On February 20, 2019, a court in Mexico City denied his request to complete the remainder of his sentence under house arrest. The court stated that Félix Gallardo's defense did not provide them with sufficient evidence to prove that his health issues were putting his life at risk.

On September 12, 2022, it was reported that Félix Gallardo had been granted house arrest and would be moved on September 13, 2022. Mexican President Andrés Manuel López Obrador released a statement about his transfer. "I do not want anyone to suffer. I do not want anyone to be in jail."

==Memoirs==
In 2008, the investigative journalist Diego Enrique Osorno was able to contact Félix Gallardo through the latter's 13-year-old son. Félix Gallardo secretly wrote about his life and passed the hand-written notes to Osorno. The memoirs include narrative about his arrest and presentation before police, and explains a bit of his family tree, jumping from one topic to another. Selections of the 35 pages were published in the Mexican magazine Gatopardo, with background by the journalist.

==Family==
Upon Miguel Ángel Félix Gallardo's arrest at least nine of his nieces and nephews took over different roles within the organization, thus forming the Arellano Félix Organization, also known as the Tijuana Cartel.

Members of the Arellano Félix Organization (Tijuana Cartel)
- Alicia Arellano Félix is his niece.
- Benjamín Arellano Félix (Incarcerated), a member and former leader of the Arellano Félix Organization, is his nephew.
- Carlos Arellano Félix is his nephew.
- Eduardo Arellano Félix (Incarcerated) is his nephew.
- Enedina Arellano Félix de Toledo, Leader of the Arellano Félix Organization, is his niece.
- Fabian Arellano Corona is his grandnephew.
- Francisco Javier Arellano Félix (Incarcerated) is his nephew.
- Francisco Rafael Arellano Félix (Deceased) was his nephew.
- Javier Benjamin Briseño Arellano is his grandnephew.

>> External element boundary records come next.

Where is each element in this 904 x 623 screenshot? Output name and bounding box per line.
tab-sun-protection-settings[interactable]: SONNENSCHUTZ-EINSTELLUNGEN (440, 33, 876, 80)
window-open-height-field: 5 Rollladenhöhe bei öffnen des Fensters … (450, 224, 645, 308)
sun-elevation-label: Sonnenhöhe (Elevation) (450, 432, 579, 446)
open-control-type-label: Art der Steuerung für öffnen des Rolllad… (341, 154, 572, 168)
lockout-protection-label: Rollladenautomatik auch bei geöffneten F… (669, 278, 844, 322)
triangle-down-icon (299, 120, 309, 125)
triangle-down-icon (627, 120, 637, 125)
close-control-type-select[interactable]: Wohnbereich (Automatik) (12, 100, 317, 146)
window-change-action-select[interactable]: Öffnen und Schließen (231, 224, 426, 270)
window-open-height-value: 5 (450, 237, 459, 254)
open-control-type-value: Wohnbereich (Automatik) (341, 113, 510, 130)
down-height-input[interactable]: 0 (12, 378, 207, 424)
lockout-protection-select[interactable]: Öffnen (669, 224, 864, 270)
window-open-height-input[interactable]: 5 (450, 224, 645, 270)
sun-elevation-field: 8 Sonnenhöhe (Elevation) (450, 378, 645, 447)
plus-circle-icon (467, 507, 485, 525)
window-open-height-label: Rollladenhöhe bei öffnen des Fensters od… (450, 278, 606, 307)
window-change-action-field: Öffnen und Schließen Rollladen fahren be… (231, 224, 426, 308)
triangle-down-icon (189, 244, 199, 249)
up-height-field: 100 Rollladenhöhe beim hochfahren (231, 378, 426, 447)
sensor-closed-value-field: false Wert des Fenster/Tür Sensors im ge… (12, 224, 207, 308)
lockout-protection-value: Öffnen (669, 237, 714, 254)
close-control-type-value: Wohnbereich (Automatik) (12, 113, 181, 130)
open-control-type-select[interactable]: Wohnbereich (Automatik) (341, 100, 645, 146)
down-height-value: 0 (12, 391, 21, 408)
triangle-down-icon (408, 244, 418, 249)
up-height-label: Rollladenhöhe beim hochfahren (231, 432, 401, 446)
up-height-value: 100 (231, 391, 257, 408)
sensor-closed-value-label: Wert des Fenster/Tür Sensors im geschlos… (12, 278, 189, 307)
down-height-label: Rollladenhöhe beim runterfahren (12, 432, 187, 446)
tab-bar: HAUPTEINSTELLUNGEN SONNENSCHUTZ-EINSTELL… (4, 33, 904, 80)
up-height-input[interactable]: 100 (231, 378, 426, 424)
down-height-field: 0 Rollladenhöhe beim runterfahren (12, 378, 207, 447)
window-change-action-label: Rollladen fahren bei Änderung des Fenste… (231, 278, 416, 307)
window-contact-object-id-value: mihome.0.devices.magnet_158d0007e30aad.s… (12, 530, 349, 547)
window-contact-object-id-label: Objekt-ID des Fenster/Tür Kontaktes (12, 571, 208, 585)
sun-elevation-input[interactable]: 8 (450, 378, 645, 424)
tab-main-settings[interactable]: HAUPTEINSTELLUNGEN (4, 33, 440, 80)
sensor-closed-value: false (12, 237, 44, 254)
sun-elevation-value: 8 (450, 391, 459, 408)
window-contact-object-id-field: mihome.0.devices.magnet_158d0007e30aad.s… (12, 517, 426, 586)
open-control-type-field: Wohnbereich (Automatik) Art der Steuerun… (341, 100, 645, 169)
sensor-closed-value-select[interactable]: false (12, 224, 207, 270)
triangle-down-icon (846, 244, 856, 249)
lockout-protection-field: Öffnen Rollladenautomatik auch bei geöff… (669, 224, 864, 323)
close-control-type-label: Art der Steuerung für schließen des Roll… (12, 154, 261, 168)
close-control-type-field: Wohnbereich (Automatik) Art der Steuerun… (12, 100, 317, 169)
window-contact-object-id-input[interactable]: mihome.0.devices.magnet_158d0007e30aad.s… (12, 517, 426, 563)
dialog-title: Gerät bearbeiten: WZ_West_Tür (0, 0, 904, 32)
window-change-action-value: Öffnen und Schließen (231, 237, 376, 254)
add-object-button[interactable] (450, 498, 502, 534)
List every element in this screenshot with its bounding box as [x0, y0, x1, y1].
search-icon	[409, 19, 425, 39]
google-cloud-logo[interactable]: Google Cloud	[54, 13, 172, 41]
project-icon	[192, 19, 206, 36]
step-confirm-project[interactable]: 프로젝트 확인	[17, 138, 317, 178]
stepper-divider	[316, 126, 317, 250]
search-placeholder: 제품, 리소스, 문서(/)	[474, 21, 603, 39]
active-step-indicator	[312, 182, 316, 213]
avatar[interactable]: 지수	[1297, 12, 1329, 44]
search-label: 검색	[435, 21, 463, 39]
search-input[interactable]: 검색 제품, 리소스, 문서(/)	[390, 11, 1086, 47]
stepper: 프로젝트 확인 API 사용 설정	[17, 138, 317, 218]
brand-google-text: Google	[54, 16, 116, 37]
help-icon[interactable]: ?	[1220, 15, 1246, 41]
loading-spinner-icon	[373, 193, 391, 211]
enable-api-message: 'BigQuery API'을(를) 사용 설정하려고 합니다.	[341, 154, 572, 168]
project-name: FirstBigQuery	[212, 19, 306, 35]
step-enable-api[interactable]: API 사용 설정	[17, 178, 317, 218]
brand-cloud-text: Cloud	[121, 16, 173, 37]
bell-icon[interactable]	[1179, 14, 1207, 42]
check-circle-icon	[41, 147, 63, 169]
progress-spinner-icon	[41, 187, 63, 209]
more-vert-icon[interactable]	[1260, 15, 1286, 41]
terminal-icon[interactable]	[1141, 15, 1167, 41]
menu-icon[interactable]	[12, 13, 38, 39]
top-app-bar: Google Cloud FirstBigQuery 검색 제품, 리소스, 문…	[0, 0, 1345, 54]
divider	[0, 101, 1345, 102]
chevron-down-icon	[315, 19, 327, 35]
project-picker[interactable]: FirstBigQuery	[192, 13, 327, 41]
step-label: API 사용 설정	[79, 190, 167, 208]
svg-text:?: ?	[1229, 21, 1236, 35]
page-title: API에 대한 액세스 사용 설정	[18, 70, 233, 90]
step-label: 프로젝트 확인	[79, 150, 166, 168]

Has also went by the name: Javier Gallardo and his son Javier R. Gallardo is estranged and unknown.
- Luis Fernando Arellano Félix is his nephew.
- Luis Fernando Sánchez Arellano (Incarcerated) is his grandnephew.
- Ramón Arellano Félix (Deceased), a member and former leader of the Arellano Félix Organization, was his nephew.
Sinaloa Cartel
- Sandra Ávila Beltrán, a former member of the Sinaloa Cartel, is his niece.

==In popular culture==
- In second season of the Colombian TV Series El cartel, Félix Gallardo is portrayed by the Mexican actor Guillermo Quintanilla as the character of 'El Golfo'.
- In TV Series Alias El Mexicano, he is portrayed by the Mexican actor Rodrigo Oviedo.
- In the Netflix series, Narcos: Mexico, Félix Gallardo is portrayed by Mexican actor Diego Luna
- A character based on Gallardo is featured briefly in the 2017 television series El Chapo.